Именно такой взгляд был у моего близкого. Он как-то так удачно вязался с его натурой и говорил о ней столь много, словно основным фрагментом заканчивая мозаичный образ, что сообщать что-либо ещё к описанию этого человека нет причины. Прибавлю только, что всегда и всюду покойный ходил с лыжной палкой. В ней с годами обнаружилась прямая необходимость: что-то засело в ногах, волоклось гирями. Палка, спасая положение, тюкала чуть впереди, одновременно и подпирая, и намечая рубежи, которые нужно одолеть. И так они – человек и палка – передвигались по посёлку, раз или два в день предпринимая черепаший марш-бросок от дома к магазину. Обратно шли живее. Палка даже отставала, шаркая металлическим концом о кожаный задник ботинка. Из-за пазухи человека торчала стеклянная рукоять гранаты, которая, едва захлопнется дверь берлоги, рванёт в самую душу, а перед глазами полетит клочьями и застелется плотным дымом…
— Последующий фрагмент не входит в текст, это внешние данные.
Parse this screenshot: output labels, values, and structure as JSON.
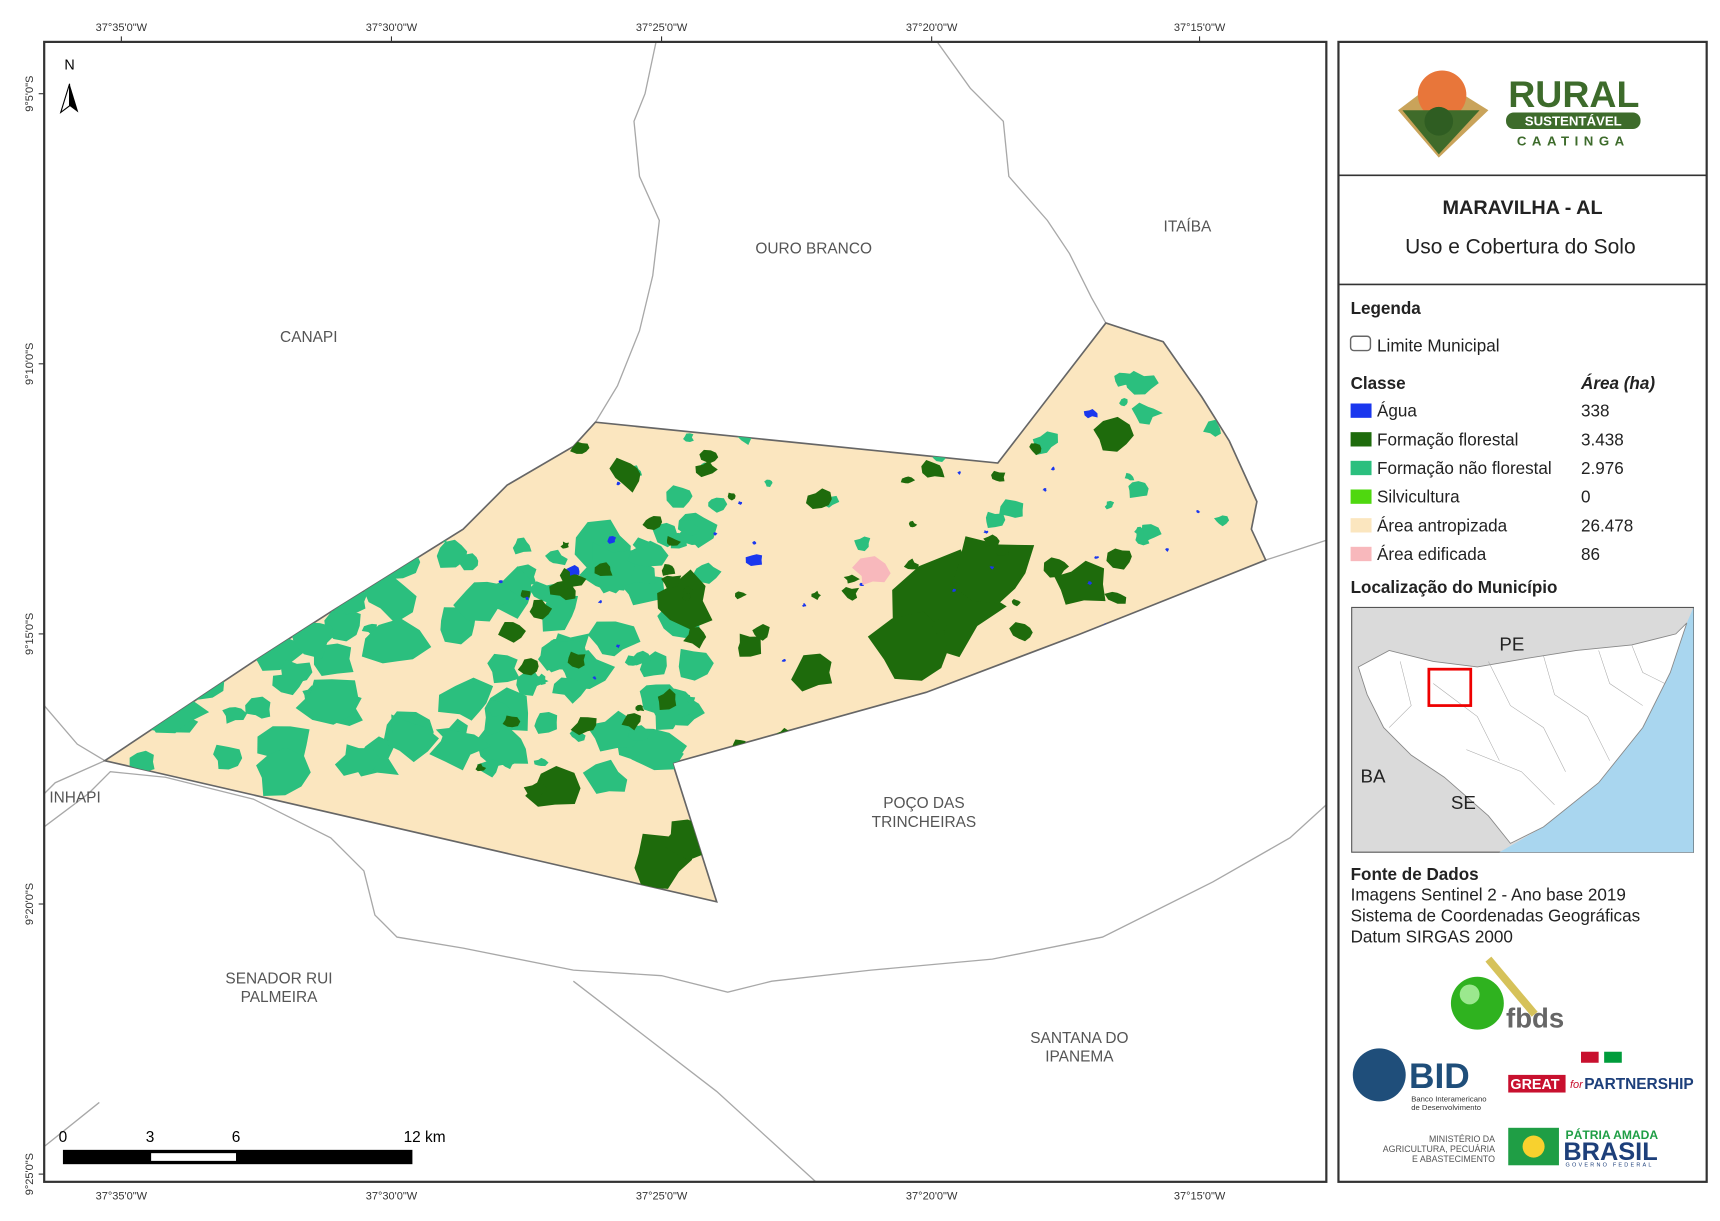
{
  "map": {
    "title": "MARAVILHA - AL",
    "subtitle": "Uso e Cobertura do Solo",
    "north": "N",
    "longitude_labels": [
      "37°35'0\"W",
      "37°30'0\"W",
      "37°25'0\"W",
      "37°20'0\"W",
      "37°15'0\"W"
    ],
    "latitude_labels": [
      "9°5'0\"S",
      "9°10'0\"S",
      "9°15'0\"S",
      "9°20'0\"S",
      "9°25'0\"S"
    ],
    "places": [
      {
        "lines": [
          "CANAPI"
        ]
      },
      {
        "lines": [
          "OURO BRANCO"
        ]
      },
      {
        "lines": [
          "ITAÍBA"
        ]
      },
      {
        "lines": [
          "INHAPI"
        ]
      },
      {
        "lines": [
          "POÇO DAS",
          "TRINCHEIRAS"
        ]
      },
      {
        "lines": [
          "SENADOR RUI",
          "PALMEIRA"
        ]
      },
      {
        "lines": [
          "SANTANA DO",
          "IPANEMA"
        ]
      }
    ],
    "scale_bar": [
      "0",
      "3",
      "6",
      "12 km"
    ]
  },
  "legend": {
    "title": "Legenda",
    "boundary": "Limite Municipal",
    "class_header": "Classe",
    "area_header": "Área (ha)",
    "classes": [
      {
        "name": "Água",
        "area": "338",
        "color": "#1a37ee"
      },
      {
        "name": "Formação florestal",
        "area": "3.438",
        "color": "#1e6b0c"
      },
      {
        "name": "Formação não florestal",
        "area": "2.976",
        "color": "#2bbf7e"
      },
      {
        "name": "Silvicultura",
        "area": "0",
        "color": "#4fd80f"
      },
      {
        "name": "Área antropizada",
        "area": "26.478",
        "color": "#fbe6bf"
      },
      {
        "name": "Área edificada",
        "area": "86",
        "color": "#f8b8bc"
      }
    ]
  },
  "location": {
    "title": "Localização do Município",
    "labels": [
      "PE",
      "BA",
      "SE"
    ]
  },
  "sources": {
    "title": "Fonte de Dados",
    "lines": [
      "Imagens Sentinel 2 - Ano base 2019",
      "Sistema de Coordenadas Geográficas",
      "Datum SIRGAS 2000"
    ]
  },
  "logos": {
    "rural": "RURAL",
    "sustentavel": "SUSTENTÁVEL",
    "caatinga": "CAATINGA",
    "fbds": "fbds",
    "bid": "BID",
    "bid_sub": [
      "Banco Interamericano",
      "de Desenvolvimento"
    ],
    "great": "GREAT",
    "for": "for",
    "partnership": "PARTNERSHIP",
    "ministry": [
      "MINISTÉRIO DA",
      "AGRICULTURA, PECUÁRIA",
      "E ABASTECIMENTO"
    ],
    "patria": "PÁTRIA AMADA",
    "brasil": "BRASIL",
    "gov": "GOVERNO FEDERAL"
  }
}
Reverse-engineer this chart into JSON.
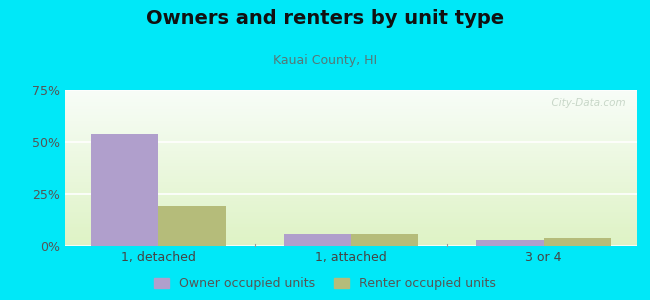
{
  "title": "Owners and renters by unit type",
  "subtitle": "Kauai County, HI",
  "categories": [
    "1, detached",
    "1, attached",
    "3 or 4"
  ],
  "owner_values": [
    54,
    6,
    3
  ],
  "renter_values": [
    19,
    6,
    4
  ],
  "owner_color": "#b09fcc",
  "renter_color": "#b5bc7a",
  "ylim": [
    0,
    75
  ],
  "yticks": [
    0,
    25,
    50,
    75
  ],
  "ytick_labels": [
    "0%",
    "25%",
    "50%",
    "75%"
  ],
  "bar_width": 0.35,
  "background_outer": "#00e8f8",
  "title_fontsize": 14,
  "subtitle_fontsize": 9,
  "legend_fontsize": 9,
  "axis_fontsize": 9,
  "watermark": "  City-Data.com"
}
Полученная пенсия, как водится, заканчивалась в самый неподходящий момент. Печальный миг наступал спустя некоторое время после того, когда деньги, собственно, и были выданы на почте, а мой близкий устремлялся в беспримерный загул с привлечением в дом сомнительных личностей, известных и неизвестных хозяину. Шабашу на его поляне способствовало то обстоятельство, что жил человек на Береговой в обгоревшем доме: несколько лет назад случился страшный пожар, выгрыз три двухквартирных дома, а берлогу только облизало красным языком да обглодало штакетник, наслюнявив пеной пожарных машин.
Никто из нормальных поблизости не селился.